Une ambiance incroyablement immersive

Depuis 2009, Stéphane Beauverger écrivait toujours, mais des nouvelles. Collisions par temps calme est donc son premier texte long depuis plus de dix ans. Ce n’est certes qu’une novella, mais un texte dense d’une richesse qui m’a conquis. Je me rappelle avoir beaucoup aimé le tryptique Chromozone, mais cela ne me certifiait pas une lecture plaisir. Et pourtant, dès les premières lignes l’auteur a su installer une ambiance et me donner l’impression d’appartenir à l’histoire. Il nous colle au personnage et, par petites touches (tout ce que j’aime), il croque son portrait. Ainsi qu’une peinture tout sauf complète du décor, mais avec juste ce qu’il faut de détails pour nous permettre d’y vivre.

Sylas vit sur une ile bretonne, avec son mari et leur fille. Enfin, chacun dans sa maison, pour respecter le travail et la personnalité de chacun. Sa vie semble douillette malgré certains ennuis qui pointent leur nez. Et surtout l’arrivée de sa sœur, Calie, qui vient lui demander quelque chose de grave, de définitif. Quelque chose qui va bouleverser son équilibre. Et malgré cela, on aimerait y être, sur cette ile, à tenir un mug de café chaud dans la main, à se promener sur la plage de sable et à avoir le nez rougi, les lèvres collées par le sel du vent et de la mer. D’ailleurs, on y est, avec Sylas. Et comme c’est agréable.

Par contre, j’ai eu un peu de mal, au début, avec un parti pris de narration assez original. On change, d’un chapitre à l’autre, voire d’un paragraphe à l’autre (mais le changement est visible grâce à un saut de ligne et une étoile), de narrateur : Sylas, pour commencer, puis Calie, après son arrivée sur l’ile. Jusqu’ici, rien de bien nouveau. Sauf que Stéphane Beauverger reprend la scène, non pas là où elle a été abandonnée, mais plusieurs lignes plus tôt. On assiste donc aux mêmes moments vus de l’autre côté. Là non plus, rien d’exceptionnel. Mais quand arrive le dialogue, je me suis dit que l’auteur ne s’était pas trop cassé la tête et que cela ne faisait pas beaucoup avancer l’histoire, puisque les paroles étaient reprises telles quelles. Jusqu’à ce que je m’aperçoive que même la perception du dialogue est changée : les mots différent en partie. Et, donc, le sens des phrases. Plus directes parfois, plus expéditives. La formulation reprend, et nous montre, l’état d’esprit de celui qui raconte. Comme Calie et Sylas apporte leur subjectivité dans l’analyse des données à propos de Simri. Tout est question de regard, de point de vue. Passionnante réflexion !

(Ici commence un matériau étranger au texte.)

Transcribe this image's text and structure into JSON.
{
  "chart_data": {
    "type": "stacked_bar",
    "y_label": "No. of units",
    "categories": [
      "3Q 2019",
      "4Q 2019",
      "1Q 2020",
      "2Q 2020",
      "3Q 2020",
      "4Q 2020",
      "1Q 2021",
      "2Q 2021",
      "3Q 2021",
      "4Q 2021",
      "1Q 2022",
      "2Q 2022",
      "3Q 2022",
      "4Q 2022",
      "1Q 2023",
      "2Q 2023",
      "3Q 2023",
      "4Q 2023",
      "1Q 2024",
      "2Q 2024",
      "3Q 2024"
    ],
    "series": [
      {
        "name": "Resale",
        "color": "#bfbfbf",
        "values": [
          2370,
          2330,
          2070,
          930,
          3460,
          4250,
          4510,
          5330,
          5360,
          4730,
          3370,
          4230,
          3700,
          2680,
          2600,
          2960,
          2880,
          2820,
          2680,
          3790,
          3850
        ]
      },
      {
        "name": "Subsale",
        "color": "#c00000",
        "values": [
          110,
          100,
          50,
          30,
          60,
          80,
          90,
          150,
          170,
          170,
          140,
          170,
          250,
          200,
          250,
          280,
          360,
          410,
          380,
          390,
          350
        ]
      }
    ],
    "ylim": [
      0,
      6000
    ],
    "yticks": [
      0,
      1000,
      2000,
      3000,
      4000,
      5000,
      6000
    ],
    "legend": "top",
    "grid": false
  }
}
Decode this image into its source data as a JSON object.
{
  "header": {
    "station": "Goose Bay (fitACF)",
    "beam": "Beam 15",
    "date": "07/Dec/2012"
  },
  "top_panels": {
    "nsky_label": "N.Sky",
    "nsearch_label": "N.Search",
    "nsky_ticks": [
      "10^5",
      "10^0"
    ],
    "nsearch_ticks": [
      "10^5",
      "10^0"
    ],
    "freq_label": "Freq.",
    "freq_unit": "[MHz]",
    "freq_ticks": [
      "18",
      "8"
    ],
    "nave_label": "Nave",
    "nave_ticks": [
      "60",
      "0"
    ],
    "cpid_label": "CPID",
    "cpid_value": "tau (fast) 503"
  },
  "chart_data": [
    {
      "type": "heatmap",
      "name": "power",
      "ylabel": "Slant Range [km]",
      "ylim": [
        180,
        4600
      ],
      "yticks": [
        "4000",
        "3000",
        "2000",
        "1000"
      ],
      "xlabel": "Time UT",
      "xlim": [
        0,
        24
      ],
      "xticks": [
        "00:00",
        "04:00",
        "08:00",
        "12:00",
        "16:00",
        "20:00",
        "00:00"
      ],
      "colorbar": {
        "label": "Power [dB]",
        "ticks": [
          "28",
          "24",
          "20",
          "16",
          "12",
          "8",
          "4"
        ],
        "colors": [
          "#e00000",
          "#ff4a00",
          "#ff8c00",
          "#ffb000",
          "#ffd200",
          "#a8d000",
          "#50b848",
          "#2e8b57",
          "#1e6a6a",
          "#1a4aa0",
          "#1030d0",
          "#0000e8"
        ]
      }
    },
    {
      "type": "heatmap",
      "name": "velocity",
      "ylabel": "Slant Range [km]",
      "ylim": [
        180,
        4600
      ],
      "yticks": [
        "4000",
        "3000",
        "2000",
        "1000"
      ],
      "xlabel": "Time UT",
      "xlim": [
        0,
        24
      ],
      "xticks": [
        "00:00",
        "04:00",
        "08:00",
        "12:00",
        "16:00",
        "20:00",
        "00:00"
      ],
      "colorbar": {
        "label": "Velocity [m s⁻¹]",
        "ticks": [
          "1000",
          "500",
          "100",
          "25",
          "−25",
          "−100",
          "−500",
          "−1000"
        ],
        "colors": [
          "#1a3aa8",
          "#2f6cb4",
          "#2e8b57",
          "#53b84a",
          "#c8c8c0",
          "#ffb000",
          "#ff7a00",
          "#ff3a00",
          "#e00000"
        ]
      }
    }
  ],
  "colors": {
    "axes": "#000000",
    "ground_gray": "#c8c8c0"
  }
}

Un monde gouverné par une super-I.A.

Mais penchons-nous sur l’utopie, puisqu’utopie il y a, collection Eutopia oblige. Simri (cela rappelle vraiment une autre I.A. déjà en place parmi nous, n’est-ce pas Siri ?) dirige l’essentiel du monde. Les hommes ont délégué à cet artefact sapiens le choix de leur destinée. Elle procède par essais : elle mutliplie les pistes, dans son « esprit » et rejette ce qui lui paraît moins efficace, moins pertinent. Et grâce à elle, tout semble bien aller. De ce que l’on peut voir, de ce petit coin de Bretagne, les gens mènent une vie basée sur la coopération, avec des tâches volontaires à effectuer. Même si on a parfois besoin de se pousser un peu afin d’être volontaire, de voir les bénéfices que l’on peut tirer de ce volontariat en terme de promotion sociale : les humains restent les humains ! Société de la collaboration où tout le monde semble être à sa place donc.

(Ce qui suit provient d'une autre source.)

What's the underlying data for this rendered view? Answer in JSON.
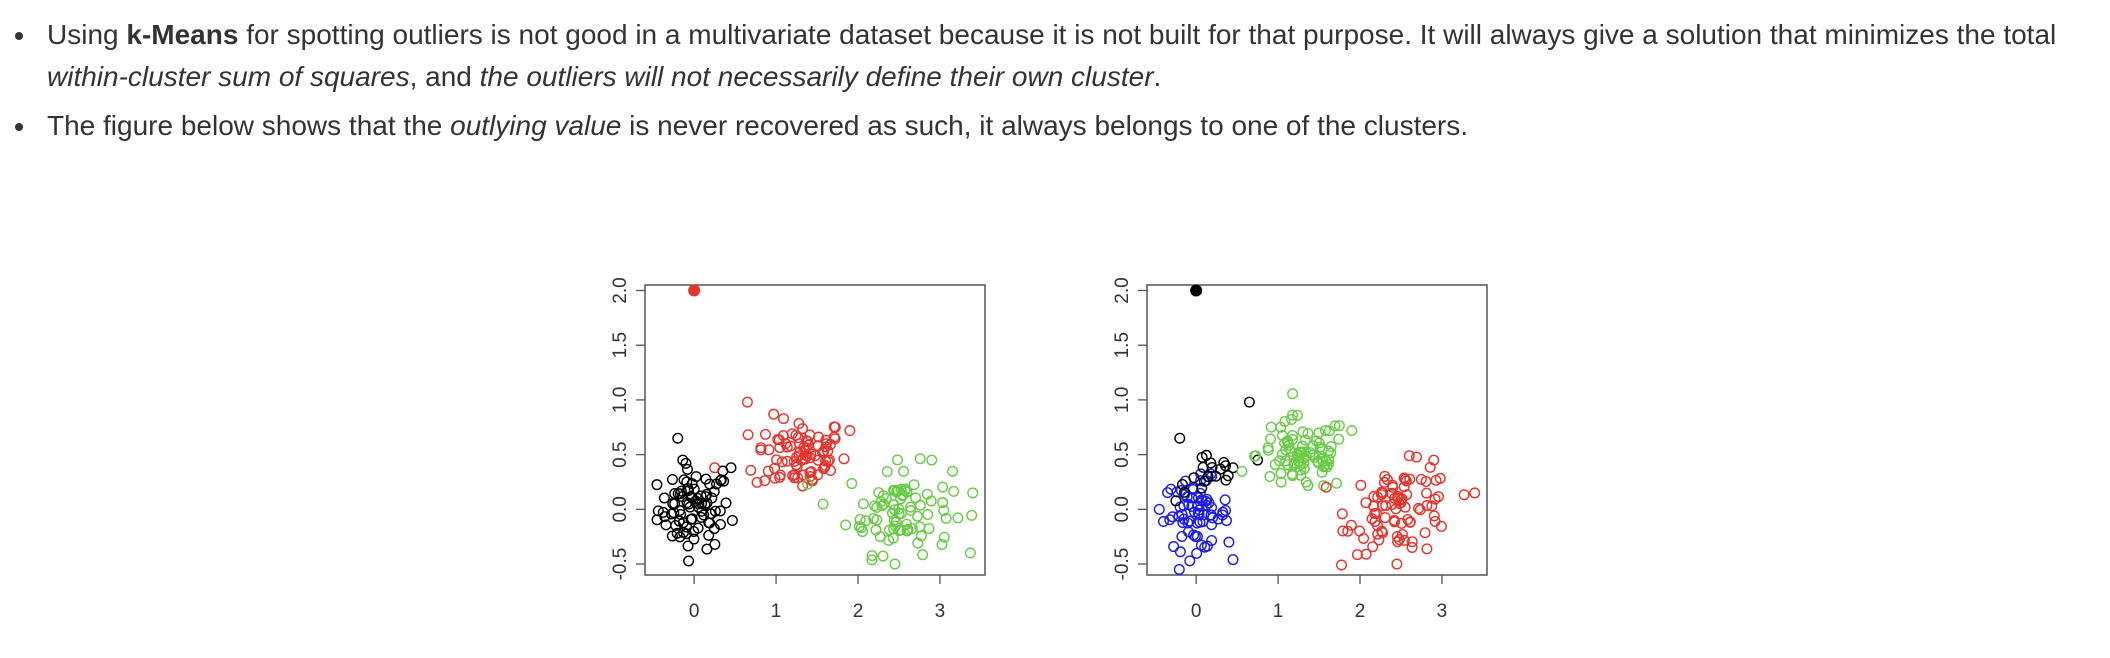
{
  "document": {
    "bullet1": {
      "text_a": "Using ",
      "bold": "k-Means",
      "text_b": " for spotting outliers is not good in a multivariate dataset because it is not built for that purpose. It will always give a solution that minimizes the total",
      "italic_a": "within-cluster sum of squares",
      "text_c": ", and ",
      "italic_b": "the outliers will not necessarily define their own cluster",
      "text_d": "."
    },
    "bullet2": {
      "text_a": "The figure below shows that the ",
      "italic": "outlying value",
      "text_b": " is never recovered as such, it always belongs to one of the clusters."
    }
  },
  "chart_data": [
    {
      "type": "scatter",
      "title": "",
      "xlabel": "",
      "ylabel": "",
      "xlim": [
        -0.6,
        3.55
      ],
      "ylim": [
        -0.6,
        2.05
      ],
      "x_ticks": [
        "0",
        "1",
        "2",
        "3"
      ],
      "y_ticks": [
        "-0.5",
        "0.0",
        "0.5",
        "1.0",
        "1.5",
        "2.0"
      ],
      "clusters": [
        {
          "color": "#000000",
          "center": [
            0.0,
            0.0
          ],
          "spread": [
            0.22,
            0.18
          ],
          "count": 85,
          "extra": [
            [
              -0.2,
              0.65
            ],
            [
              0.45,
              0.38
            ],
            [
              0.35,
              0.35
            ],
            [
              -0.1,
              0.42
            ]
          ]
        },
        {
          "color": "#e8322a",
          "center": [
            1.3,
            0.5
          ],
          "spread": [
            0.28,
            0.17
          ],
          "count": 85,
          "extra": [
            [
              0.65,
              0.98
            ],
            [
              0.25,
              0.38
            ],
            [
              1.9,
              0.72
            ]
          ]
        },
        {
          "color": "#66cc44",
          "center": [
            2.5,
            0.0
          ],
          "spread": [
            0.32,
            0.2
          ],
          "count": 85,
          "extra": [
            [
              2.9,
              0.45
            ],
            [
              2.45,
              -0.5
            ],
            [
              3.4,
              0.15
            ]
          ]
        }
      ],
      "outlier": {
        "x": 0.0,
        "y": 2.0,
        "color": "#e8322a"
      }
    },
    {
      "type": "scatter",
      "title": "",
      "xlabel": "",
      "ylabel": "",
      "xlim": [
        -0.6,
        3.55
      ],
      "ylim": [
        -0.6,
        2.05
      ],
      "x_ticks": [
        "0",
        "1",
        "2",
        "3"
      ],
      "y_ticks": [
        "-0.5",
        "0.0",
        "0.5",
        "1.0",
        "1.5",
        "2.0"
      ],
      "clusters": [
        {
          "color": "#1a1aee",
          "center": [
            0.0,
            -0.05
          ],
          "spread": [
            0.2,
            0.16
          ],
          "count": 70,
          "extra": [
            [
              -0.45,
              0.0
            ],
            [
              0.4,
              -0.3
            ]
          ]
        },
        {
          "color": "#000000",
          "center": [
            0.15,
            0.3
          ],
          "spread": [
            0.2,
            0.12
          ],
          "count": 18,
          "extra": [
            [
              -0.2,
              0.65
            ],
            [
              0.65,
              0.98
            ],
            [
              0.45,
              0.38
            ],
            [
              0.75,
              0.45
            ]
          ]
        },
        {
          "color": "#66cc44",
          "center": [
            1.3,
            0.5
          ],
          "spread": [
            0.28,
            0.17
          ],
          "count": 85,
          "extra": [
            [
              1.9,
              0.72
            ],
            [
              0.9,
              0.3
            ]
          ]
        },
        {
          "color": "#e8322a",
          "center": [
            2.5,
            0.0
          ],
          "spread": [
            0.32,
            0.2
          ],
          "count": 85,
          "extra": [
            [
              2.9,
              0.45
            ],
            [
              2.45,
              -0.5
            ],
            [
              3.4,
              0.15
            ],
            [
              1.85,
              -0.2
            ]
          ]
        }
      ],
      "outlier": {
        "x": 0.0,
        "y": 2.0,
        "color": "#000000"
      }
    }
  ]
}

Pas tout à fait. Quelques personnes n’acceptent finalement pas cette vie régentée par une I.A. Quelques personnes ne se satisfont pas de cette euphonie. Il leur faut de la dissonance, dans la vie comme dans la musique. Et c’est le cas de Calie, qui veut fuir cette harmonie qui la ronge. On le sent dans ses compositions musicales insupportables pour son frère : trop fortes, trops brutales. Trop à l’opposé de cette paix intérieure et extérieure conduite par Simri. Il existe alors une possibilité : se réfugier dans l’un des rares territoires encore libres de l’influence de l’I.A. Mais pour cela, il faut couper définitivement les ponts avec le reste de l’humanité. Un choix difficile car sans retour en arrière possible.

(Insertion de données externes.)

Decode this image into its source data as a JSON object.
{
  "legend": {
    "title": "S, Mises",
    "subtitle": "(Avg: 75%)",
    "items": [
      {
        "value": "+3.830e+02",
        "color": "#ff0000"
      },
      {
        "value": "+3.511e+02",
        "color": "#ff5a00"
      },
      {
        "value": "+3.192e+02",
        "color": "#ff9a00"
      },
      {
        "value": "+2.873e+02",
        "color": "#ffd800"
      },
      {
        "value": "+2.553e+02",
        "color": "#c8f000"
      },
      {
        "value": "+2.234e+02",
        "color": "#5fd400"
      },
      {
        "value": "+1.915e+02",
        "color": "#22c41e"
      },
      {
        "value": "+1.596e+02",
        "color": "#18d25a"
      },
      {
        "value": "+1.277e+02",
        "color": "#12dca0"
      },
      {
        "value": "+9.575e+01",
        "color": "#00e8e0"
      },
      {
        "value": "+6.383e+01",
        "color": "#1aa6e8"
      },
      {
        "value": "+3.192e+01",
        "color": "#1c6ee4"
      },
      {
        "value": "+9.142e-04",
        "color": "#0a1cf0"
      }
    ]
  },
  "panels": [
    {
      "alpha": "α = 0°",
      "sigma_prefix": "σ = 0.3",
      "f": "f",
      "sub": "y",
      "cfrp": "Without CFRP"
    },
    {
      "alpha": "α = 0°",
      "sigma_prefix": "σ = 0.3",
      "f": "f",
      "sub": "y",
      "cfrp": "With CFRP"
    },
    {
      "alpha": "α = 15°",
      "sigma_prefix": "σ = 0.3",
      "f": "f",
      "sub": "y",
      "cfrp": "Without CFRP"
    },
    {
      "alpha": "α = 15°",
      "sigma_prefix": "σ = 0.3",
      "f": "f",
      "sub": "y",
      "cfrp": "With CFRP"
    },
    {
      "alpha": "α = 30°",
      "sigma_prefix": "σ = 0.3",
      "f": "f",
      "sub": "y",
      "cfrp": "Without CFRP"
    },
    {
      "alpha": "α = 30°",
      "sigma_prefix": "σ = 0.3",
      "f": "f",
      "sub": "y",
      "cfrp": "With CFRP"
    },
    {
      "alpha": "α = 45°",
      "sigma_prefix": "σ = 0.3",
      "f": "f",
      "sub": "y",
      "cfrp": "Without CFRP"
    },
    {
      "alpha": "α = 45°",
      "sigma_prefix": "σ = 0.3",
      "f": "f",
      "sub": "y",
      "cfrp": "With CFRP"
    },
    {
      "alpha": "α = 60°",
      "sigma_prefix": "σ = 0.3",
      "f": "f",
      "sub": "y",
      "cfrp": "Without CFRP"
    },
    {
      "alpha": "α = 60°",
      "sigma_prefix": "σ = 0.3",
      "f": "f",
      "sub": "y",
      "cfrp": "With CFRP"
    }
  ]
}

Stéphane Beauverger, plutôt habitué aux mondes et aux histoires tragiques, s’est prêté au jeu de l’utopie, mais sans rien lâcher de ses obsessions et de son ton. Car si le cadre de cette novella est un monde utopique, l’histoire en elle-même est tout sauf utopique : on y parle de mort, de remise en question de l’utopie. En effet, Sylas a, de par une de ses tâches volontaires, accès aux « pensées » de Simri (il doit vérifier, comme d’autres, que tout tourne rond, histoire de rassurer l’humanité qui a confié son sort à une machine quantique). Et il découvre des turbulences que Calie s’empresse d’analyser selon son crible. Elle y découvre du sombre, du noir. Mais est-elle objective ? Je m’arrête là pour ne pas gâcher la découverte. D’autant que Stéphane Beauverger, après une mise en place tranquille, multiplie les pistes et les fausses pistes sur la fin, nous proposant de nombreuses voies pour mieux les fermer devant nos yeux. Mais surtout, il nous donne matière à réflexion sur ce choix que nous pourront peut-être faire dans plusieurs années, si la technologie avance comme elle le promet, si les I.A. deviennent réellement « sapiens ».

Je me répète en disant tout le bien que je pense de ce court texte qui m’a enchanté. Retrouver ainsi Stéphane Beauverger a été pour moi une grande joie, surtout avec une novella de ce niveau. Collisions par temps calme, outre un bel objet (la couverture est une réussite, avec sa partie couleur et sa plus petite partie en noir et blanc), est un récit dont il serait dommage de se priver. Sa lecture provoque plaisir et réflexion, introspection et bien-être. En plus, cela ne coûte que 8€. Alors, qu’attendez-vous ?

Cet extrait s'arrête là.